In early December, I learned that my grandmother’s health had taken a turn. She had been diagnosed with metastatic pancreatic cancer and had months to live – at most. I ended up arranging a video call on Christmas Day. She was in the hospital, tubes attached, looking terrible. I was not prepared for the sight. It was hard to keep up a cheerful front. The connection was spotty, and so the conversation was short. She told me to be good.
The next day though, while I was at a museum in Paris, my cousin texted – as my grandmother was apparently in better spirits. I ended up sitting on the floor somewhere, away from the crowds, in order to connect. She did look more energetic. Still, the conversation was short. Again, she told me to be good. I told her I would be. I said that she didn’t have to worry about me or my sister anymore. I started choking up. It felt like goodbye.
I didn’t feel like partying New Year’s Day 2017. I was in Porto at the time, but the crowds were just a turn off. I ended up returning to my Airbnb early, watching a movie or two.
Twenty minutes after midnight, I received the text that my grandmother had passed.

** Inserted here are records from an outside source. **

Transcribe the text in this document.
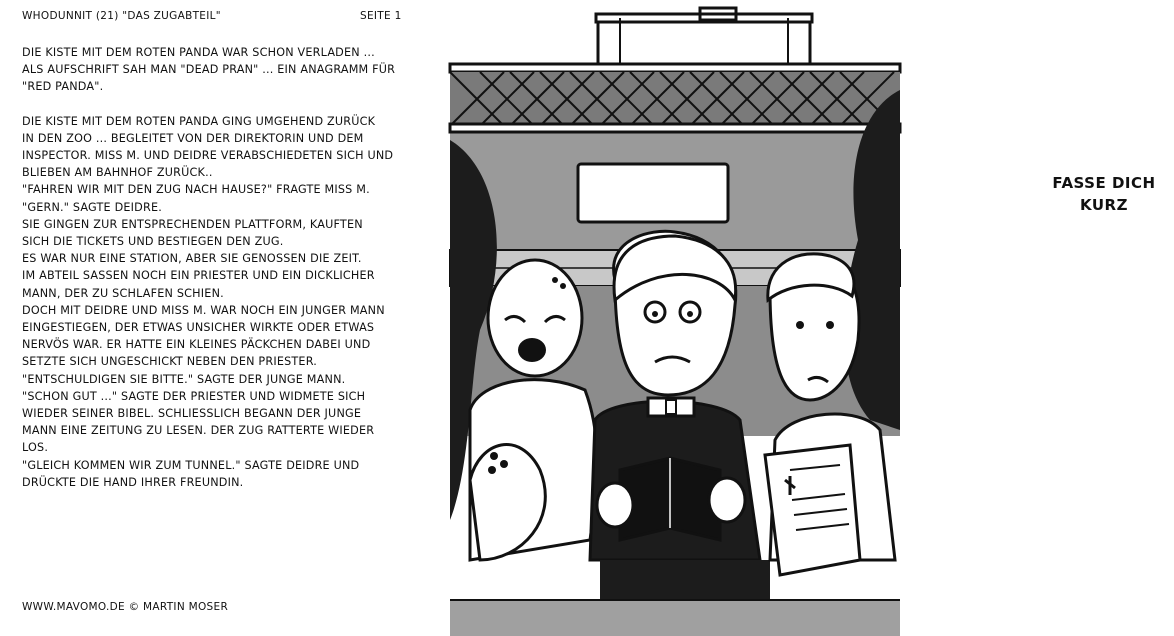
WHODUNNIT (21) "DAS ZUGABTEIL"	SEITE 1
DIE KISTE MIT DEM ROTEN PANDA WAR SCHON VERLADEN ...
ALS AUFSCHRIFT SAH MAN "DEAD PRAN" ... EIN ANAGRAMM FÜR
"RED PANDA".
DIE KISTE MIT DEM ROTEN PANDA GING UMGEHEND ZURÜCK
IN DEN ZOO ... BEGLEITET VON DER DIREKTORIN UND DEM
INSPECTOR. MISS M. UND DEIDRE VERABSCHIEDETEN SICH UND
BLIEBEN AM BAHNHOF ZURÜCK..
"FAHREN WIR MIT DEN ZUG NACH HAUSE?" FRAGTE MISS M.
"GERN." SAGTE DEIDRE.
SIE GINGEN ZUR ENTSPRECHENDEN PLATTFORM, KAUFTEN
SICH DIE TICKETS UND BESTIEGEN DEN ZUG.
ES WAR NUR EINE STATION, ABER SIE GENOSSEN DIE ZEIT.
IM ABTEIL SASSEN NOCH EIN PRIESTER UND EIN DICKLICHER
MANN, DER ZU SCHLAFEN SCHIEN.
DOCH MIT DEIDRE UND MISS M. WAR NOCH EIN JUNGER MANN
EINGESTIEGEN, DER ETWAS UNSICHER WIRKTE ODER ETWAS
NERVÖS WAR. ER HATTE EIN KLEINES PÄCKCHEN DABEI UND
SETZTE SICH UNGESCHICKT NEBEN DEN PRIESTER.
"ENTSCHULDIGEN SIE BITTE." SAGTE DER JUNGE MANN.
"SCHON GUT ..." SAGTE DER PRIESTER UND WIDMETE SICH
WIEDER SEINER BIBEL. SCHLIESSLICH BEGANN DER JUNGE
MANN EINE ZEITUNG ZU LESEN. DER ZUG RATTERTE WIEDER
LOS.
"GLEICH KOMMEN WIR ZUM TUNNEL." SAGTE DEIDRE UND
DRÜCKTE DIE HAND IHRER FREUNDIN.
WWW.MAVOMO.DE © MARTIN MOSER
FASSE DICH
KURZ
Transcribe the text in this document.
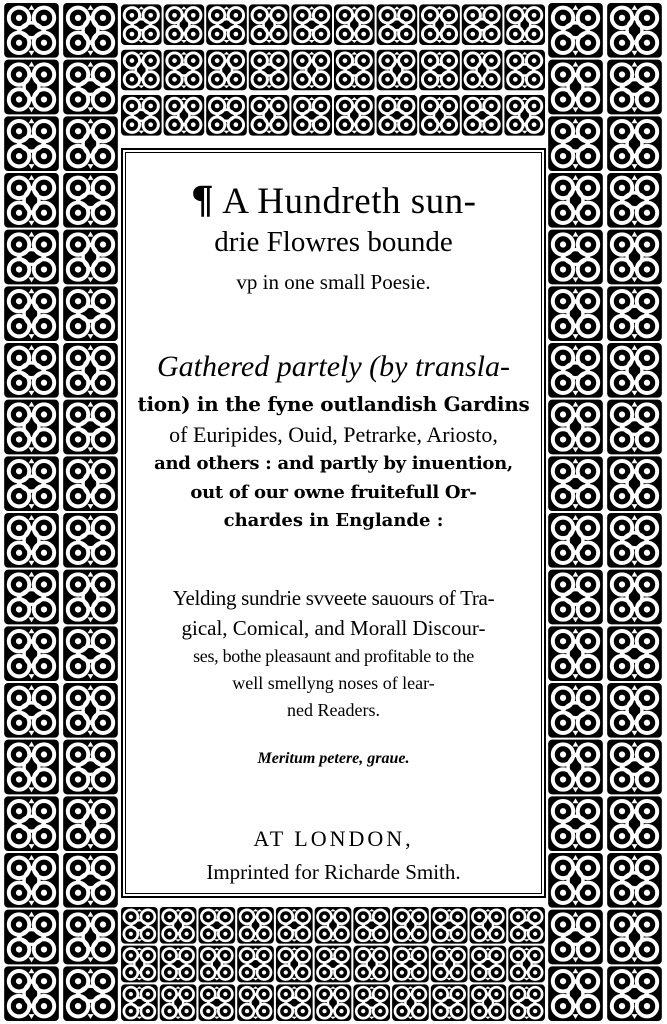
¶ A Hundreth sun-
drie Flowres bounde
vp in one small Poesie.
Gathered partely (by transla-
tion) in the fyne outlandish Gardins
of Euripides, Ouid, Petrarke, Ariosto,
and others : and partly by inuention,
out of our owne fruitefull Or-
chardes in Englande :
Yelding sundrie svveete sauours of Tra-
gical, Comical, and Morall Discour-
ses, bothe pleasaunt and profitable to the
well smellyng noses of lear-
ned Readers.
Meritum petere, graue.
AT LONDON,
Imprinted for Richarde Smith.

I was not a good grandson, never was. I did not put in the effort to forge a real relationship with her – I was too young and immature, too impatient and too easily dissuaded by the language barrier. I don’t even remember her real name; I only ever called her “a mā” (grandma in Cantonese). I’m only pretty sure she was 94, and I know she grew up in deep poverty – having to literally beg in her youth. I don’t know much else.
Still, I know my grandmother was loved. My aunt lived with her for over 20 years. My father went back to Hong Kong to spend time with her, frequently. My oldest cousin had purchased a minivan expressly to drive her out once in a while, and another cousin made it a point to take her to tea almost every weekend. After her fall, my sister bought her a better stroller to move around in; they chatted on the phone with regularity.
And I know that my grandmother loved. I know she was terribly sad when her best friend had to move to a nursing home about a year or two ago. I know she still cared about my mom: she would make it a point to ask about her in my recent visits. I know she enjoyed flipping through the photobooks my sister and I had sent over. Mostly, I know she was proud of all of us, especially my sister and I, and all that we had accomplished.
She still worried, as grandparents are prone to do. But like I said, she didn’t need to anymore. I’ll be good.